Summary and Contributions: This paper proposes a new approach to self-supervised learning. There are two major differences with previous methods: removing the negative pairs, and the online-target branches. Both designs are well ablated. The final accuracy is very high, as 74.3 using R50.
Strengths: ++ This paper works on a very important problem of unsupervised pretraining. ++ The findings that no negative pairs are required during training is amazing. ++ The accuracy is very high, which improves previous best approach by about 1.3 points (Info Min).
Weaknesses: No good explanations about why positive pair alone is enough for pretraining are provided. I would further increase my ratings if a good explanation is given.
Correctness: seems sound
Clarity: well written
Relation to Prior Work: clear
Summary and Contributions: I thank the authors for a very considerate rebuttal that adressed a few comments I made, the relation to prior work and the question about non-collapse.
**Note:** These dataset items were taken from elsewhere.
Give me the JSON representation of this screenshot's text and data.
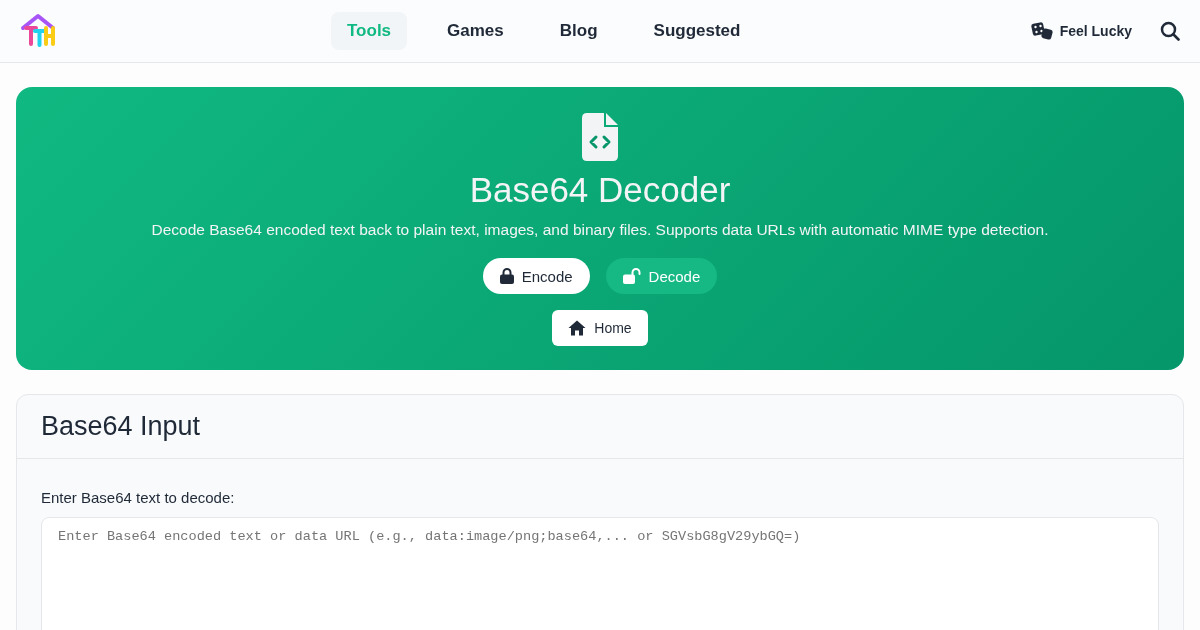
{
  "header": {
    "nav": [
      {
        "label": "Tools",
        "selected": true
      },
      {
        "label": "Games",
        "selected": false
      },
      {
        "label": "Blog",
        "selected": false
      },
      {
        "label": "Suggested",
        "selected": false
      }
    ],
    "lucky_button": "Feel Lucky"
  },
  "hero": {
    "title": "Base64 Decoder",
    "description": "Decode Base64 encoded text back to plain text, images, and binary files. Supports data URLs with automatic MIME type detection.",
    "mode_buttons": [
      {
        "label": "Encode",
        "kind": "encode",
        "selected": false
      },
      {
        "label": "Decode",
        "kind": "decode",
        "selected": true
      }
    ],
    "home_button": "Home"
  },
  "input_card": {
    "title": "Base64 Input",
    "field_label": "Enter Base64 text to decode:",
    "placeholder": "Enter Base64 encoded text or data URL (e.g., data:image/png;base64,... or SGVsbG8gV29ybGQ=)"
  }
}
I have increased my score. This paper explores using a target network to perform contrastive learning without negative examples. This approach outperforms standard contrastive methods and is more robust to smaller batch sizes and image augmentations.
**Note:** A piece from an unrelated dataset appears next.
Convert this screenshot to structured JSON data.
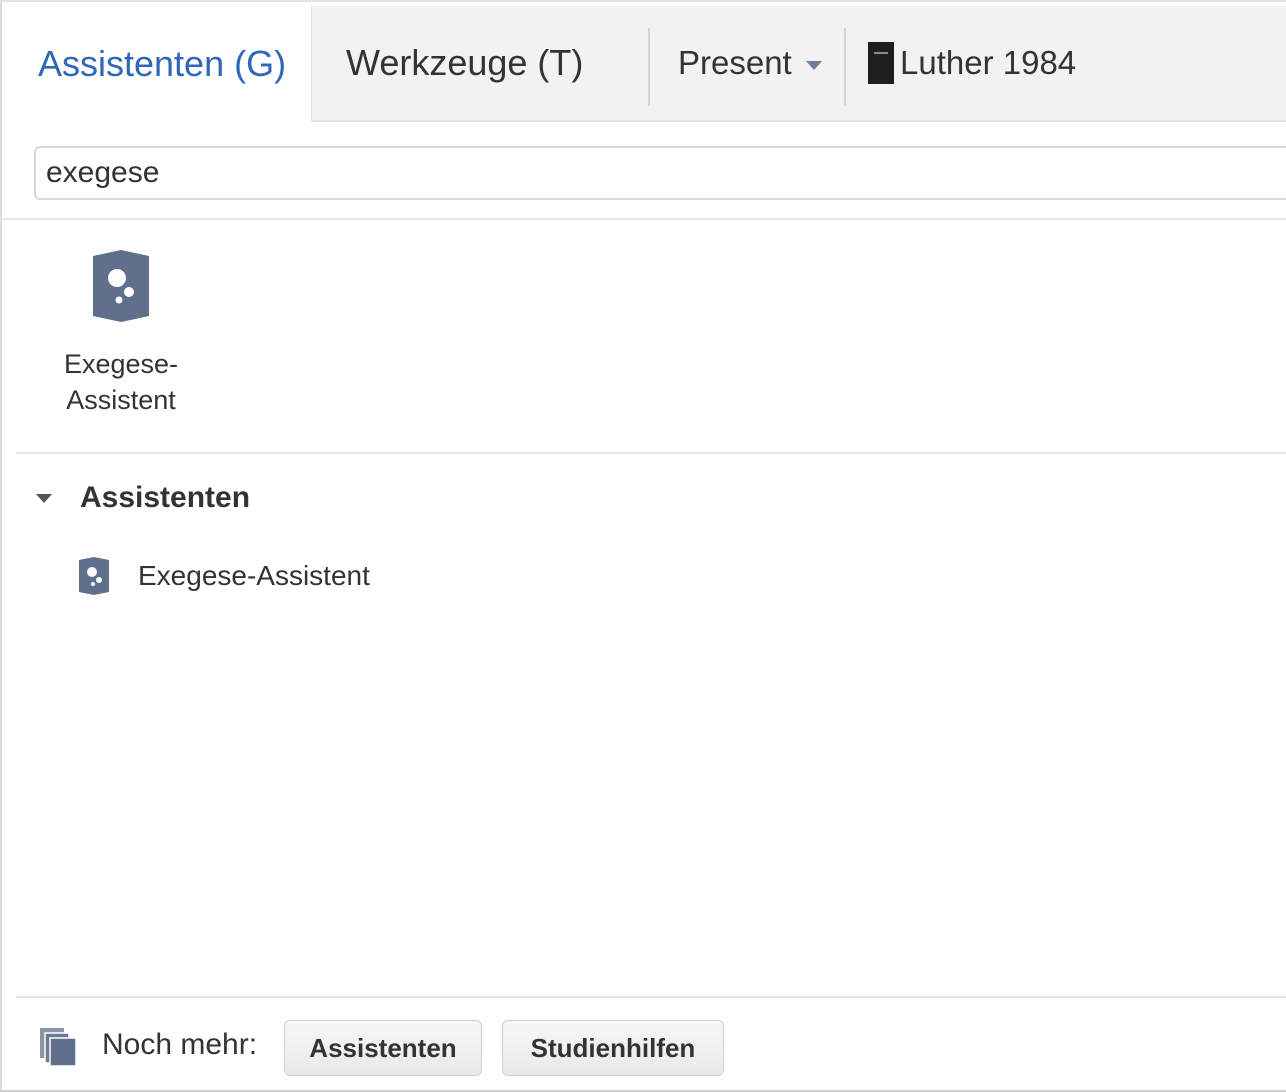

Strengths: The model achieves state of the art in unsupervised learning on ImageNet. Despite much recent progress in this field, the authors show that without negative samples models can become even better at learning from simple augmentations. The empirical evaluation is thorough and convincing.
Weaknesses: Why does this approach work instead of collapsing to a trivial solution? Have the authors explored any theoretical or practical justifications or experiments that help understanding why this approach works?
Correctness: The presented methods are theoretically and empirically very clean and raise no concerns. One nit: is there a specific reason why equation 2 and preceding sentences speak about normalizing and then measuring an L2 distances rather than just saying cosine similiarity?
Clarity: The paper is extremely well written and easy to follow.
Relation to Prior Work: There are two prior works that appear to be extremely similar: Laine & Aila (2016) Temporal Ensembling for Semi-Supervised Learning. Tarvainen & Valpola (2017) Mean teachers are better role models: Weight-averaged consistency targets improve semi-supervised deep learning results. Could the authors please comment why these are not cited and how this current work is not incremental on those former works.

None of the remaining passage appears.